I wish I could say that I haven't been online for three weeks because I was whisked away for a dirty weekend-or three weeks-by some fabulous, brilliant, stable, sane, single man - who also has all his own hair and teeth, and is still breathing (always helpful). Alas, no. The ones I find myself meeting don't have their own hair, have rotten teeth (if any teeth at all), are about 90 years old, and have beer guts so big they look like they're giving birth to a T-Rex.
And by the way, all the married ones are simply bloody ugly. Someone clearly wants them-but yuck!!
No, my computer finally expired. Of course, I've got three, and all are dead as the proverbial dodo. My PC is about 14 years old, one laptop is 13 years old, the other laptop is five years old-all dead. If anyone was stupid enough to actually break into this property, they would find three dead computers, a television that is so old that it has a VHS slot on the bottom of the front panel (but it hasn't played a tape since Clinton was President. And it didn't work well then, either). My little mini-stereo is falling apart, and in grave danger of starting an electrical fire-but I've had it since 2005. So I've been lucky. Up until now.

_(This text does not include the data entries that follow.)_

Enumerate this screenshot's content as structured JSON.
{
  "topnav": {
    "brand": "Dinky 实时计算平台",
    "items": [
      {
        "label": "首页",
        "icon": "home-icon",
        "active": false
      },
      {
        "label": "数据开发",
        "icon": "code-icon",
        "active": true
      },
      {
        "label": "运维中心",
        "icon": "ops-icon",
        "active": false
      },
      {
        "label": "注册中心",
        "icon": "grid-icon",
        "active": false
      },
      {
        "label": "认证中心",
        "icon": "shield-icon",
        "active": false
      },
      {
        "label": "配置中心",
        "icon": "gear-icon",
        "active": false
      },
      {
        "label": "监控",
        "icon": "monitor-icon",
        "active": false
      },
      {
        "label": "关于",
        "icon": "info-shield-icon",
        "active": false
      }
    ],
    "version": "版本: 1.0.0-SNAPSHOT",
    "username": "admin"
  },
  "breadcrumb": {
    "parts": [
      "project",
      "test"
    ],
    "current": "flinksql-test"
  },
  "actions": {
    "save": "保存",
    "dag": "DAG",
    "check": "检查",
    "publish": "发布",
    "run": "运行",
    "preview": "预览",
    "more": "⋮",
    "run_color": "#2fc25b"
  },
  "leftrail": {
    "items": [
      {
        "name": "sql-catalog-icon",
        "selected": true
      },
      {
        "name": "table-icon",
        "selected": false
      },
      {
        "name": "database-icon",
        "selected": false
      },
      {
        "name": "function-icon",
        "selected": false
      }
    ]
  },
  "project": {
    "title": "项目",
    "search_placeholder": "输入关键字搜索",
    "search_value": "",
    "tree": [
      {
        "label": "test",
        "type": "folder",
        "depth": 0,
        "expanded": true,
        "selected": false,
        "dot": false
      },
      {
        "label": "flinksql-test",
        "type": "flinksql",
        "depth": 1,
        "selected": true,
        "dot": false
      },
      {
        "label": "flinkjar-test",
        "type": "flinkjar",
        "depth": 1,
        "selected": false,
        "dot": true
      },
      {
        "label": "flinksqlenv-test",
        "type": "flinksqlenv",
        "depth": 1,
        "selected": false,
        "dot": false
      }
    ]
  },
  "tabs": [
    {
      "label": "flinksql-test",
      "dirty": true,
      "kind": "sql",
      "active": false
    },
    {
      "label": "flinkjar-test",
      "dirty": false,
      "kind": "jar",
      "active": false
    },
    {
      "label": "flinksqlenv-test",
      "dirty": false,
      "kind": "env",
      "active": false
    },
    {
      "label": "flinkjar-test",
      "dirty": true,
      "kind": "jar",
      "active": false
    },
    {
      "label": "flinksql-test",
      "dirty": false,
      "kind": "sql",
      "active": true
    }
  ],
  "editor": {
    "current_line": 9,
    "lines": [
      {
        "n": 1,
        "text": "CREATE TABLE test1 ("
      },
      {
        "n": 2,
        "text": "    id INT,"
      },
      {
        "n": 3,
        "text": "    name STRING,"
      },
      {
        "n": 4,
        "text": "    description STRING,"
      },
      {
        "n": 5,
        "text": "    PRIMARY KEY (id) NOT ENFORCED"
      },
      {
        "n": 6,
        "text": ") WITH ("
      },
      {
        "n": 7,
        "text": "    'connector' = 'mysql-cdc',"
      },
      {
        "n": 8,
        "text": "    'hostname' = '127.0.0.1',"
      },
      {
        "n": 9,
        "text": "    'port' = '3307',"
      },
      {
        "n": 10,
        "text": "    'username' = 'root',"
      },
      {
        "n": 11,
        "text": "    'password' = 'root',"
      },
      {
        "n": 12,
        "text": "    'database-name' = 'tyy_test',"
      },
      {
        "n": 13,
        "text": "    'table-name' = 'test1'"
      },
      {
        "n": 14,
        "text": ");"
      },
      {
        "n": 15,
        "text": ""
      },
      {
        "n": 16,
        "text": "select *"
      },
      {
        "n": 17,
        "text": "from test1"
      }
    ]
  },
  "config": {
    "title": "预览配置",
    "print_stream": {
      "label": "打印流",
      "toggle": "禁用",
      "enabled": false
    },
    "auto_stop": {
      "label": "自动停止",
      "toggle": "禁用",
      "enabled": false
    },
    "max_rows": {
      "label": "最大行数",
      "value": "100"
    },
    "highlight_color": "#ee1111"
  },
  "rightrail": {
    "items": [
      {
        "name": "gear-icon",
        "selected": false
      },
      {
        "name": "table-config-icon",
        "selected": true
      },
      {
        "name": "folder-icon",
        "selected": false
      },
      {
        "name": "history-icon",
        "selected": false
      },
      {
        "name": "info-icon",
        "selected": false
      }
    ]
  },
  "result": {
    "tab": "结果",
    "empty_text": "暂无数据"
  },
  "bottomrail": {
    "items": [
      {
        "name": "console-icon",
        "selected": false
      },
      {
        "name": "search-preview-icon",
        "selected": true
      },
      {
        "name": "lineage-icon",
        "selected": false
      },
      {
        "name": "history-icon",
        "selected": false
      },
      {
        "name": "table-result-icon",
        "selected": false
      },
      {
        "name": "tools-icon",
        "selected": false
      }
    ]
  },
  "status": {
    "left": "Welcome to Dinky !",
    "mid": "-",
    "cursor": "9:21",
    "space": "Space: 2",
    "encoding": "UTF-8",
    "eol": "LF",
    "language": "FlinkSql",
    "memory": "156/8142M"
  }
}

I had three weeks of hospital visits-not every day, but most days-only to be discharged from two clinics because I've been pronounced well ("for my age"-harrumph!). Apart from my antibody replacement every two weeks, I don't need to actually go near anything remotely resembling a hospital until September, when I see whoever is remaining, only to be told-guess what? I'm fine.

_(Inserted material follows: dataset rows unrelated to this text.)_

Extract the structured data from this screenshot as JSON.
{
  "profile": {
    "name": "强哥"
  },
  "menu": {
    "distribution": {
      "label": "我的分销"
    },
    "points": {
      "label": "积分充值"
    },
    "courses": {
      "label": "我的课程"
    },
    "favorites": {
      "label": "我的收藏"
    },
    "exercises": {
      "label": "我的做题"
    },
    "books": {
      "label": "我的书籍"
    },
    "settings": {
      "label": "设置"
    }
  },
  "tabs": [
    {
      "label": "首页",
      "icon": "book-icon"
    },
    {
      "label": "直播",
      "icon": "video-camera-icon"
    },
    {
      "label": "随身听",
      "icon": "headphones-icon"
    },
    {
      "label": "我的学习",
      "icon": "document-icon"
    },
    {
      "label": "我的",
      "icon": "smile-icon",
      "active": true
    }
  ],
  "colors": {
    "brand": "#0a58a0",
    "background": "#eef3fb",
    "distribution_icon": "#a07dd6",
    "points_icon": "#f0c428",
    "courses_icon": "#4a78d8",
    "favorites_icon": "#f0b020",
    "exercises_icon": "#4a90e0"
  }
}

AND-I'm not complaining, because it took me "only" six years to reach this point. I thought that I would probably be dead by now-but it looks like I will be around to irritate the hell out of everyone for a very long time to come.
Not bad for any "old girl", am I?
On Wednesday it was eight weeks since the reconstruction, and Steve was very pleased - he told me I can go back to the gym this week. Hooray for that-before my bingo wings grow so huge that I will lift my arm and fracture some innocent passerby's skull. Oops...I've got wings.
This is a time of anniversaries. Wednesday marked eight weeks (so glad it is now and not then!). Tomorrow marks three years since the double mastectomy-so, technically, tomorrow night I will be three years breast cancer free. I kinda feel like I've won the lottery. So I am celebrating by taking myself to the West End to see Jersey Boys again. It's an English cast (again)-and the accents will be nauseating, but the music...it's the music I'm after. I listen to a radio station that plays a lot of the Four Seasons, and their music just lifts my spirits. After the gentamicin, when Dr. Dimples told me that they nearly killed me, and that I would never regain my balance system (destroyed for good, he said), he also told me that one other side effect was permanent deafness. So once again-I'm lucky, because I have my hearing-and my music. Music really helped save me when I was too sick to do anything.
Next month it will be six years since gentamicin-not exactly a happy anniversary-but I have to look back and see just how far determination, willfulness, bloody-mindedness, and just pure anger have gotten me. I'm nowhere near the 90% balance I'm after, but I won't stop until I get there. In September I will undergo all the tests again, so we will see how far I have come after all the hard work.
I think it's time to do something for myself-apart from Jersey Boys. So, I bought another mini-stereo, and I'm awaiting delivery. I would love something that is a decent size, but then I would set it up and have to sleep in the garden. So, a mini-stereo it is. And I will do a pilgrimage to the West End to search for another laptop. I can't continue to go to the library to email and blog. It's awful. The keyboards are always sticky with some mystery (biological? Eww) matter, I could make a four course meal before the things power up (and then they are always crashing). Of course, I could wear gloves and take antiseptic wipes, but I would feel silly (and that is where I am now, and that is what I did, silly or not. Who knows what is on those keyboards? Probably something horrible and contagious).
Even my car is fourteen years old. I kept it after 2010 because it represents freedom to me, and I can now drive short distances; eventually I will be able to take longer journeys, although motorways are (and will remain) out of the question-as will driving under certain conditions (like, at night. I can't even walk at night, let alone drive. I don't want to kill anyone. Well--maybe a few people!!).
So on Monday I went along to my local Volkswagen dealer, test drove a beautiful Polo, and that was it: a brand spanking new VW Polo. Yes, I bought a new car.